4 Responses to Being a bit more paranoid about your SQL databases

  1. Mikkie says:

    Look at the easiest way to backup and restore MS SQL Server databases: sqlbackupandftp.com

  2. Phil says:

    Hi Susan,

    This is the sql script I use to backup SQL Express databases.
    declare @DBName as varchar(50)
    declare @BackupPath as varchar(50)
    — Enter the database name to be backed up and the location to store the backup files
    — Repeat the next three lines for each database if there is more than one.
    set @DBName = ‘AMTRemote’
    set @BackupPath = ‘c:\MaxData\SQLBackup\CRMBackup.bak’
    backup database @dbname to disk = @backuppath with init

    The major difference from what you’ve posted is withinit versus noinit. If you use noinit then the subsequent uses of the script append the backup to the backup output file, which just grows and grows. Withinit initialises the file back to zero before appending the backup.

    The use of the term “sql instance” comes from really awful programmer speak. They talk about instantiating an object ie creating an instance of it.

    In the case of SQL Server you are creating an instance of SQL Server and can have a number of different instances of SQL Server running on each Windows Server. My personal opinion is that good practise is to create a separate instance for each major application that uses it. This allow you to have isolated credentials and also to restart the instance independently of the other applications.

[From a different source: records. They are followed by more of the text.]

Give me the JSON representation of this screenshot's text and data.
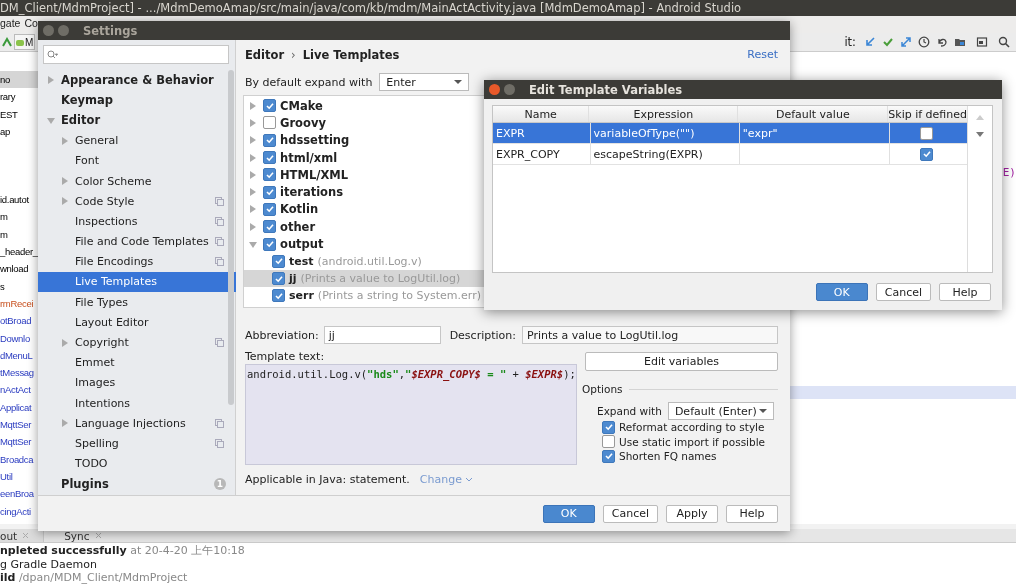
{
  "ide": {
    "title_bar": "DM_Client/MdmProject] - .../MdmDemoAmap/src/main/java/com/kb/mdm/MainActActivity.java [MdmDemoAmap] - Android Studio",
    "menu": [
      "gate",
      "Co"
    ],
    "run_config": "M",
    "toolbar_label": "it:",
    "project_items": [
      {
        "label": "no",
        "kind": "plain",
        "selected": true
      },
      {
        "label": "rary",
        "kind": "plain",
        "selected": false
      },
      {
        "label": "EST",
        "kind": "plain",
        "selected": false
      },
      {
        "label": "ap",
        "kind": "plain",
        "selected": false
      },
      {
        "label": "id.autot",
        "kind": "plain",
        "selected": false
      },
      {
        "label": "m",
        "kind": "plain",
        "selected": false
      },
      {
        "label": "m",
        "kind": "plain",
        "selected": false
      },
      {
        "label": "_header_",
        "kind": "plain",
        "selected": false
      },
      {
        "label": "wnload",
        "kind": "plain",
        "selected": false
      },
      {
        "label": "s",
        "kind": "plain",
        "selected": false
      },
      {
        "label": "rmRecei",
        "kind": "unversioned",
        "selected": false
      },
      {
        "label": "otBroad",
        "kind": "modified",
        "selected": false
      },
      {
        "label": "Downlo",
        "kind": "modified",
        "selected": false
      },
      {
        "label": "dMenuL",
        "kind": "modified",
        "selected": false
      },
      {
        "label": "tMessag",
        "kind": "modified",
        "selected": false
      },
      {
        "label": "nActAct",
        "kind": "modified",
        "selected": false
      },
      {
        "label": "Applicat",
        "kind": "modified",
        "selected": false
      },
      {
        "label": "MqttSer",
        "kind": "modified",
        "selected": false
      },
      {
        "label": "MqttSer",
        "kind": "modified",
        "selected": false
      },
      {
        "label": "Broadca",
        "kind": "modified",
        "selected": false
      },
      {
        "label": "Util",
        "kind": "modified",
        "selected": false
      },
      {
        "label": "eenBroa",
        "kind": "modified",
        "selected": false
      },
      {
        "label": "cingActi",
        "kind": "modified",
        "selected": false
      }
    ],
    "editor_fragment": "E)",
    "bottom_tabs": [
      {
        "label": "out",
        "selected": false
      },
      {
        "label": "Sync",
        "selected": true
      }
    ],
    "log": [
      [
        {
          "kind": "strong",
          "text": "npleted successfully"
        },
        {
          "kind": "muted",
          "text": " at 20-4-20 上午10:18"
        }
      ],
      [
        {
          "kind": "plain",
          "text": "g Gradle Daemon"
        }
      ],
      [
        {
          "kind": "strong",
          "text": "ild"
        },
        {
          "kind": "muted",
          "text": " /dpan/MDM_Client/MdmProject"
        }
      ]
    ]
  },
  "settings": {
    "title": "Settings",
    "sidebar": [
      {
        "label": "Appearance & Behavior",
        "expanded": false,
        "selected": false
      },
      {
        "label": "Keymap",
        "selected": false
      },
      {
        "label": "Editor",
        "expanded": true,
        "selected": false,
        "children": [
          {
            "label": "General",
            "expanded": false,
            "project_icon": false,
            "selected": false
          },
          {
            "label": "Font",
            "project_icon": false,
            "selected": false
          },
          {
            "label": "Color Scheme",
            "expanded": false,
            "project_icon": false,
            "selected": false
          },
          {
            "label": "Code Style",
            "expanded": false,
            "project_icon": true,
            "selected": false
          },
          {
            "label": "Inspections",
            "project_icon": true,
            "selected": false
          },
          {
            "label": "File and Code Templates",
            "project_icon": true,
            "selected": false
          },
          {
            "label": "File Encodings",
            "project_icon": true,
            "selected": false
          },
          {
            "label": "Live Templates",
            "project_icon": false,
            "selected": true
          },
          {
            "label": "File Types",
            "project_icon": false,
            "selected": false
          },
          {
            "label": "Layout Editor",
            "project_icon": false,
            "selected": false
          },
          {
            "label": "Copyright",
            "expanded": false,
            "project_icon": true,
            "selected": false
          },
          {
            "label": "Emmet",
            "project_icon": false,
            "selected": false
          },
          {
            "label": "Images",
            "project_icon": false,
            "selected": false
          },
          {
            "label": "Intentions",
            "project_icon": false,
            "selected": false
          },
          {
            "label": "Language Injections",
            "expanded": false,
            "project_icon": true,
            "selected": false
          },
          {
            "label": "Spelling",
            "project_icon": true,
            "selected": false
          },
          {
            "label": "TODO",
            "project_icon": false,
            "selected": false
          }
        ]
      },
      {
        "label": "Plugins",
        "selected": false,
        "badge": "1"
      }
    ],
    "breadcrumb": [
      "Editor",
      "›",
      "Live Templates"
    ],
    "reset": "Reset",
    "expand_label": "By default expand with",
    "expand_value": "Enter",
    "groups": [
      {
        "name": "CMake",
        "checked": true,
        "expanded": false
      },
      {
        "name": "Groovy",
        "checked": false,
        "expanded": false
      },
      {
        "name": "hdssetting",
        "checked": true,
        "expanded": false
      },
      {
        "name": "html/xml",
        "checked": true,
        "expanded": false
      },
      {
        "name": "HTML/XML",
        "checked": true,
        "expanded": false
      },
      {
        "name": "iterations",
        "checked": true,
        "expanded": false
      },
      {
        "name": "Kotlin",
        "checked": true,
        "expanded": false
      },
      {
        "name": "other",
        "checked": true,
        "expanded": false
      },
      {
        "name": "output",
        "checked": true,
        "expanded": true,
        "templates": [
          {
            "abbr": "test",
            "description": "(android.util.Log.v)",
            "checked": true,
            "selected": false
          },
          {
            "abbr": "jj",
            "description": "(Prints a value to LogUtil.log)",
            "checked": true,
            "selected": true
          },
          {
            "abbr": "serr",
            "description": "(Prints a string to System.err)",
            "checked": true,
            "selected": false
          }
        ]
      }
    ],
    "abbreviation_label": "Abbreviation:",
    "abbreviation": "jj",
    "description_label": "Description:",
    "description": "Prints a value to LogUtil.log",
    "template_text_label": "Template text:",
    "template_code": [
      {
        "kind": "plain",
        "text": "android.util.Log.v("
      },
      {
        "kind": "string",
        "text": "\"hds\""
      },
      {
        "kind": "plain",
        "text": ","
      },
      {
        "kind": "string",
        "text": "\""
      },
      {
        "kind": "variable",
        "text": "$EXPR_COPY$"
      },
      {
        "kind": "string",
        "text": " = \""
      },
      {
        "kind": "plain",
        "text": " + "
      },
      {
        "kind": "variable",
        "text": "$EXPR$"
      },
      {
        "kind": "plain",
        "text": ");"
      }
    ],
    "applicable": "Applicable in Java: statement.",
    "change_link": "Change",
    "edit_variables": "Edit variables",
    "options_title": "Options",
    "expand_with_label": "Expand with",
    "expand_with_value": "Default (Enter)",
    "options": [
      {
        "label": "Reformat according to style",
        "checked": true
      },
      {
        "label": "Use static import if possible",
        "checked": false
      },
      {
        "label": "Shorten FQ names",
        "checked": true
      }
    ],
    "buttons": [
      {
        "label": "OK",
        "primary": true
      },
      {
        "label": "Cancel",
        "primary": false
      },
      {
        "label": "Apply",
        "primary": false
      },
      {
        "label": "Help",
        "primary": false
      }
    ]
  },
  "variables_dialog": {
    "title": "Edit Template Variables",
    "columns": [
      "Name",
      "Expression",
      "Default value",
      "Skip if defined"
    ],
    "rows": [
      {
        "name": "EXPR",
        "expression": "variableOfType(\"\")",
        "default_value": "\"expr\"",
        "skip_if_defined": false,
        "selected": true
      },
      {
        "name": "EXPR_COPY",
        "expression": "escapeString(EXPR)",
        "skip_if_defined": true,
        "selected": false
      }
    ],
    "buttons": [
      {
        "label": "OK",
        "primary": true
      },
      {
        "label": "Cancel",
        "primary": false
      },
      {
        "label": "Help",
        "primary": false
      }
    ]
  }
}
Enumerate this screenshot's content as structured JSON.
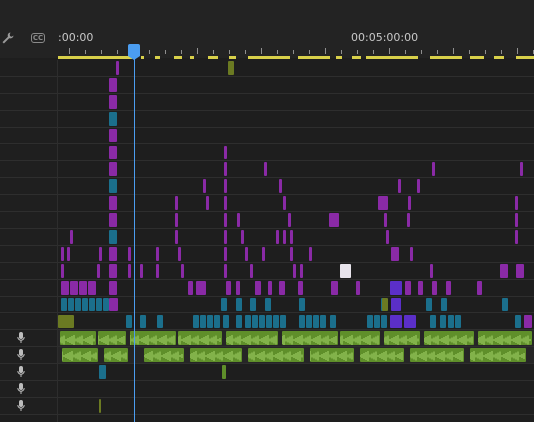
{
  "toolbar": {
    "settings_icon": "wrench-icon",
    "captions_label": "CC"
  },
  "ruler": {
    "start_timecode": ":00:00",
    "mid_timecode": "00:05:00:00"
  },
  "markers": [
    {
      "name": "marker-teal",
      "color": "#2ed6c6"
    },
    {
      "name": "marker-orange",
      "color": "#e0a23a"
    }
  ],
  "colors": {
    "background": "#1e1e1e",
    "header": "#232323",
    "playhead": "#4b9df0",
    "work_area": "#d8d04a",
    "clip_purple": "#8a2aa6",
    "clip_purple_light": "#a54fc4",
    "clip_blue": "#1b6f8c",
    "clip_indigo": "#5b2fc8",
    "clip_olive": "#6b7a22",
    "clip_green": "#5f8f2a",
    "clip_green_wave": "#a4d46a",
    "clip_white": "#e8e4ec"
  },
  "audio_tracks": [
    "mic-icon",
    "mic-icon",
    "mic-icon",
    "mic-icon",
    "mic-icon"
  ]
}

    eg. on SBS 2008 you might have separate instances for SBS monitoring, Sharepoint 2010, Quickbooks, Backup Exec, Maximizer CRM….


    Sydney SBS User Group

  3. bradley says:

    I think I’ll revisit my script. 🙂 For the record QB doesn’t use SQL but the rest –thank you very much!

  4. Dean says:

    To expand on Phils comment an Instance is like a seperate installation of SQL server. If you have previously installed a version of SQL Server and you run the install again it will ask you if you want to install another Instance. If you do it will ask for a name for the Instance. It will then proceed to set up the Instance. Only the first Instance ( the one created the first time SQL Server setup is run) is the DEFAULT or standard Instance. It’s the Instance that uses the standard SQL Server TCP port. Any other Instances will be assigned a dynamic TCP port. That could be a problem in some circumstances and then you would need to manually assign a TCP port.


    But most of the time a dynamic port assignment will work.

    Each Instance can have many databases assigned to it.

    There are different reasons why you may want to use more than one instance like the one app one instance reason Phil mentioned. Each Instance can also be on a different service pack level if an app needs that. Each instance will also have it’s own memory space and settings. If one Instance crashes the others should keep running.

    If you have different versions of SQL Server installed on the same server then each one of those versions default Instances or Named Instances will also be a seperate Instance.

    The trade off as always is more complexity. More settings to check. More things to service pack. More things that can go wrong. More memory used.

    To remove an instance run the setup program again.